Resposta: os dados, estudos e debates realizados ao longo dos últimos 20 anos, desde o surgimento da primeira proposta de criação do TRF de Minas Gerais, comprovam a necessidade de criação do tribunal como forma de enfrentar o problema da morosidade do TRF 1, que muitas vezes, como é de conhecimento público e notório, demora 05, 06 ou até mesmo 10 anos para concluir o julgamento de temas sensíveis e importantes como ações de benefícios previdenciários, questões ambientais e criminais.

Ao longo de todo esse período várias soluções foram tentadas e o problema somente se agravou. O próprio CNJ já se manifestou favoravelmente à criação do TRF de Minas Gerais (julgamento realizado na 98ª sessão ordinária, no dia 09/02/2010, nos autos do processo nº 0200511-29.2009.2.00.0000). O CJF (órgão técnico responsável pela supervisão administrativa e orçamentária da justiça federal de 1º e 2º graus, integrada por cinco ministros do STJ e pelos presidentes dos cinco TRF’s) e o STJ também se manifestaram a favor da criação.

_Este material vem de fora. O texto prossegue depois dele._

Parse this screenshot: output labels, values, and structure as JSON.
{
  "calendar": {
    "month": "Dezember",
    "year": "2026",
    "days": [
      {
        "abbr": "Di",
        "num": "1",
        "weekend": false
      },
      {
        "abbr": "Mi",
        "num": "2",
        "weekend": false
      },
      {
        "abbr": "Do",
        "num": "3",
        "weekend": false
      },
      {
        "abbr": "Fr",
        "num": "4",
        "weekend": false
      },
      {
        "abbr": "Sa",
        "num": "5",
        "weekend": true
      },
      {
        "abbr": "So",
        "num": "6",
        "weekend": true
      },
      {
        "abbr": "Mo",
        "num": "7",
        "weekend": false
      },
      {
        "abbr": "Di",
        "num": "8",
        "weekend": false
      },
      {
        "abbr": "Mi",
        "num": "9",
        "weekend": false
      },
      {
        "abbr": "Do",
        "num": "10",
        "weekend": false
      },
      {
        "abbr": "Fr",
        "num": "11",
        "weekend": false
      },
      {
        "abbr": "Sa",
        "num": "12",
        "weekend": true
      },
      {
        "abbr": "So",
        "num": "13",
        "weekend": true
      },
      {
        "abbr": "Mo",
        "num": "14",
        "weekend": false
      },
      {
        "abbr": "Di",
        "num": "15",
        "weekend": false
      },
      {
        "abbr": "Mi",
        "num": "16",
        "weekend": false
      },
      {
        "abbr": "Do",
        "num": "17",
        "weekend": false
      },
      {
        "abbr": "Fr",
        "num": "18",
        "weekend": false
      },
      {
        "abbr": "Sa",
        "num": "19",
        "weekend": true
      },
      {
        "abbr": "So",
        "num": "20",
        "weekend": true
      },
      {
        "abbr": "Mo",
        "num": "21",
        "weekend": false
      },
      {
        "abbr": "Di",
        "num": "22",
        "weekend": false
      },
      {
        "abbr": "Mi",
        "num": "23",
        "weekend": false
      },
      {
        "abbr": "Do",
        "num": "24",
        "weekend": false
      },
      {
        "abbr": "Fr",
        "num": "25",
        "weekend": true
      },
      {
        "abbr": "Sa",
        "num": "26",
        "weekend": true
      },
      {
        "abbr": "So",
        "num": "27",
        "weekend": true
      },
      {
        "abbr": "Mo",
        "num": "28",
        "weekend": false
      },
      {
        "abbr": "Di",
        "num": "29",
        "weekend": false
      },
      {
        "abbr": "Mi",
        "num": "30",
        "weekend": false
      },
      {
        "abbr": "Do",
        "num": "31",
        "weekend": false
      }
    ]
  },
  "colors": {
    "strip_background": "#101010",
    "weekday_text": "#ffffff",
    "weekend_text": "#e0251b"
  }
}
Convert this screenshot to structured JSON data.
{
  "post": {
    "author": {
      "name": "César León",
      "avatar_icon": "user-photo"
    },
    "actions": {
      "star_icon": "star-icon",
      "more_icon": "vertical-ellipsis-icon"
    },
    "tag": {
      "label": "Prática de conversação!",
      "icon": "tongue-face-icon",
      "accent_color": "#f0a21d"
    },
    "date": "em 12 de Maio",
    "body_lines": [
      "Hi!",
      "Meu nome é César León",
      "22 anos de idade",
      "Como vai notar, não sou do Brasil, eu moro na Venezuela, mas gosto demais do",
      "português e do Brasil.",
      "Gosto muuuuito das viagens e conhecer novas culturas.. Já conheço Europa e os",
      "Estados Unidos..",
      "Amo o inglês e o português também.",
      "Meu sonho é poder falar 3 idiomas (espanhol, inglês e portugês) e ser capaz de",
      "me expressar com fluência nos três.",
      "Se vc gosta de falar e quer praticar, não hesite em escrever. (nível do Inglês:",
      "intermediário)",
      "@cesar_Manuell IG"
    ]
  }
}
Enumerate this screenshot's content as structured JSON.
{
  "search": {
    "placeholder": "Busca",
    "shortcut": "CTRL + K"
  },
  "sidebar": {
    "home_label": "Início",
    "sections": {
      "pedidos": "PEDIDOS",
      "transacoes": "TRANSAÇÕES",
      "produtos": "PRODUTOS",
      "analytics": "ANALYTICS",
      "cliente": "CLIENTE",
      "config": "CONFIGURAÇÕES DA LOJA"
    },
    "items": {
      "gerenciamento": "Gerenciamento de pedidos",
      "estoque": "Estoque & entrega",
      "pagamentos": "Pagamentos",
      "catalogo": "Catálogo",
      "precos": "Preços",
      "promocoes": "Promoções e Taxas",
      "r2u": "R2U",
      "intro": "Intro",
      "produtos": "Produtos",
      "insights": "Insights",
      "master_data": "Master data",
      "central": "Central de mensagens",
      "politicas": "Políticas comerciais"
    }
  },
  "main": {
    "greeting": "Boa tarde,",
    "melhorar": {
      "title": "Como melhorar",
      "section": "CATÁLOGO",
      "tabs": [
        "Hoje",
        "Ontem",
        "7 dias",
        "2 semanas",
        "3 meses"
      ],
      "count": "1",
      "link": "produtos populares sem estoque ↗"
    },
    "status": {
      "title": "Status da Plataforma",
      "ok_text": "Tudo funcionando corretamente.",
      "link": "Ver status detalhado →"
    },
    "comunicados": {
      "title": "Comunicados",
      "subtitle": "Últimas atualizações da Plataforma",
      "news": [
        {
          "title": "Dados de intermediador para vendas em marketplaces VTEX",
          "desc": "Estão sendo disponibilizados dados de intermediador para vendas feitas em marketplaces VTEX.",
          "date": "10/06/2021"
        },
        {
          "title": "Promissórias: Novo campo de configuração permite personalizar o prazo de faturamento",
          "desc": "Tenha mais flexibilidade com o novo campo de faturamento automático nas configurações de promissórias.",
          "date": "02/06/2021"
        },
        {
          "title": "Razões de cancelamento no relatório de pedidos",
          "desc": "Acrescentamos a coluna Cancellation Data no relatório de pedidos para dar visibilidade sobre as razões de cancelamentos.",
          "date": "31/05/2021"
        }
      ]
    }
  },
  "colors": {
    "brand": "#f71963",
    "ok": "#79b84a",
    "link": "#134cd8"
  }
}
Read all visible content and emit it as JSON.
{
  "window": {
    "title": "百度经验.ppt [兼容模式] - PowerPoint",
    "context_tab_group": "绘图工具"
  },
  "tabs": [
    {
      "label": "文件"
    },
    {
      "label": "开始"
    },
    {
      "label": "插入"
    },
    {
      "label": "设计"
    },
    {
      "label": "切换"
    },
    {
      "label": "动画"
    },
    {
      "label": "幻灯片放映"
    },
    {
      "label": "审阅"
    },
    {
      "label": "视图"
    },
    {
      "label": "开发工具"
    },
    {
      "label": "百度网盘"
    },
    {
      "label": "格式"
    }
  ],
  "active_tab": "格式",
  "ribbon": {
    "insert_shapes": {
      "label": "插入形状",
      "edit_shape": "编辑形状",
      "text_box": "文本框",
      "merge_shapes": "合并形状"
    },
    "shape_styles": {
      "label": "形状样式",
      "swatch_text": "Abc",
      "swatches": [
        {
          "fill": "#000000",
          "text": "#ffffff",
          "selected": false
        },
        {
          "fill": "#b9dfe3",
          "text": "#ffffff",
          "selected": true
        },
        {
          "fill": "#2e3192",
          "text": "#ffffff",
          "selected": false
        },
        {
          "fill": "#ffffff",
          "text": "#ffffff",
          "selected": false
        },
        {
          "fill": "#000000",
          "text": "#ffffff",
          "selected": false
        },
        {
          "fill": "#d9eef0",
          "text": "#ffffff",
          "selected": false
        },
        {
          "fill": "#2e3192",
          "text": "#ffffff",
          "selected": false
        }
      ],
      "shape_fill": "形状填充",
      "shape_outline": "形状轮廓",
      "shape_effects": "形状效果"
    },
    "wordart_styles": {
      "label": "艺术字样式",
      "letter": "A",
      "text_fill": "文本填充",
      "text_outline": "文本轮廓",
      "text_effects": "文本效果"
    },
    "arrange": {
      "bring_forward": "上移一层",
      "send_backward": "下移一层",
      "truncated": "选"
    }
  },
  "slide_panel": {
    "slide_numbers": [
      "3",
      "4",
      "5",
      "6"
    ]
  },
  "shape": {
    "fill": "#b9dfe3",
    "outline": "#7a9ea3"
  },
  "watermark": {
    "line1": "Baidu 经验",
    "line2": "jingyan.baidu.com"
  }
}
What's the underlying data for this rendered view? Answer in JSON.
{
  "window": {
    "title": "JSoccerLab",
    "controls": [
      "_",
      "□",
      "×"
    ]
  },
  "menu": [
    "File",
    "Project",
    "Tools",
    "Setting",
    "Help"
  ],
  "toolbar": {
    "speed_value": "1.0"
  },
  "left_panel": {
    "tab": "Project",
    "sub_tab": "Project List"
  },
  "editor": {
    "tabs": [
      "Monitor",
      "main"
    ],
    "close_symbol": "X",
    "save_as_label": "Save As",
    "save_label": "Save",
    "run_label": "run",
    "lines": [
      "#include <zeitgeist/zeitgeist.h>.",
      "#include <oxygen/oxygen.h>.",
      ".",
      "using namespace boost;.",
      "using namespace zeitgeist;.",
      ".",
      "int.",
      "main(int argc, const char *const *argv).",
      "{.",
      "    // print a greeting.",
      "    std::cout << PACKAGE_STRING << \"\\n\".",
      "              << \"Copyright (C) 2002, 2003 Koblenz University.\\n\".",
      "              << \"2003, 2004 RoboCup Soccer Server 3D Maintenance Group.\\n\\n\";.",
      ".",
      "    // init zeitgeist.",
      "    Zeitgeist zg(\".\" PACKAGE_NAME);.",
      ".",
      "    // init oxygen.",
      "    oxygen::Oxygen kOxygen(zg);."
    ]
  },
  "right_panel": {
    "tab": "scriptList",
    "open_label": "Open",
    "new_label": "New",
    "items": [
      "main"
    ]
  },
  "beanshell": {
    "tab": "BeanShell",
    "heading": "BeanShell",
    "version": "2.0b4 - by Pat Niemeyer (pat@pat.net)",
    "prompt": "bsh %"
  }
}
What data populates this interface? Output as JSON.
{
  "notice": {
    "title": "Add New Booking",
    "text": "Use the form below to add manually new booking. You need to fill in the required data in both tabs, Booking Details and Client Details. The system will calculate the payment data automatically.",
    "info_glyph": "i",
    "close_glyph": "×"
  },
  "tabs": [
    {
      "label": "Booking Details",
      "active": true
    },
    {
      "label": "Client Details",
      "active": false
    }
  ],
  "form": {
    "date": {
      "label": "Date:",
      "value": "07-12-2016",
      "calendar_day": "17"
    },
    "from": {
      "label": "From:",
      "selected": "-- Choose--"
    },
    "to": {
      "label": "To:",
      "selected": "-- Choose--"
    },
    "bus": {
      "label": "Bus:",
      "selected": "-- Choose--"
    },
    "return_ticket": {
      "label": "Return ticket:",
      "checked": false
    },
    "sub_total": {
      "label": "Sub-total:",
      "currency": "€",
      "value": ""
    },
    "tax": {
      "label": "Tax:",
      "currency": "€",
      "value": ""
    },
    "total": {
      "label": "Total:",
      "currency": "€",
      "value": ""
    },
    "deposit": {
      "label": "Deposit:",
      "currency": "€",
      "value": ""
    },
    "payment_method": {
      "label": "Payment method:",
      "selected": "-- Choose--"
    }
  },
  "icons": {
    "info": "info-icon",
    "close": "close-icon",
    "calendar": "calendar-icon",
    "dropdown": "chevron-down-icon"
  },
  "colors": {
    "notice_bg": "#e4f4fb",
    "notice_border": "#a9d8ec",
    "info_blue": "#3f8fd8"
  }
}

Em resumo, temos convicção de que a motivação é técnica e está devidamente comprovada com fundamentos claros, transparentes, objetivos e longamente estudados e debatidos. Espera-se que o TRF 6, com uma estrutura enxuta e moderna, um layout que favoreça ganhos de produtividade, técnicas de gestão eficazes e eficientes, maciço investimento em tecnologia da informação e inteligência artificial, baixo custo, espírito inovador e comprometimento de magistrados e servidores, seja um modelo de eficiência no Poder Judiciário Brasileiro, cumprindo sua missão de entregar justiça célere e de qualidade.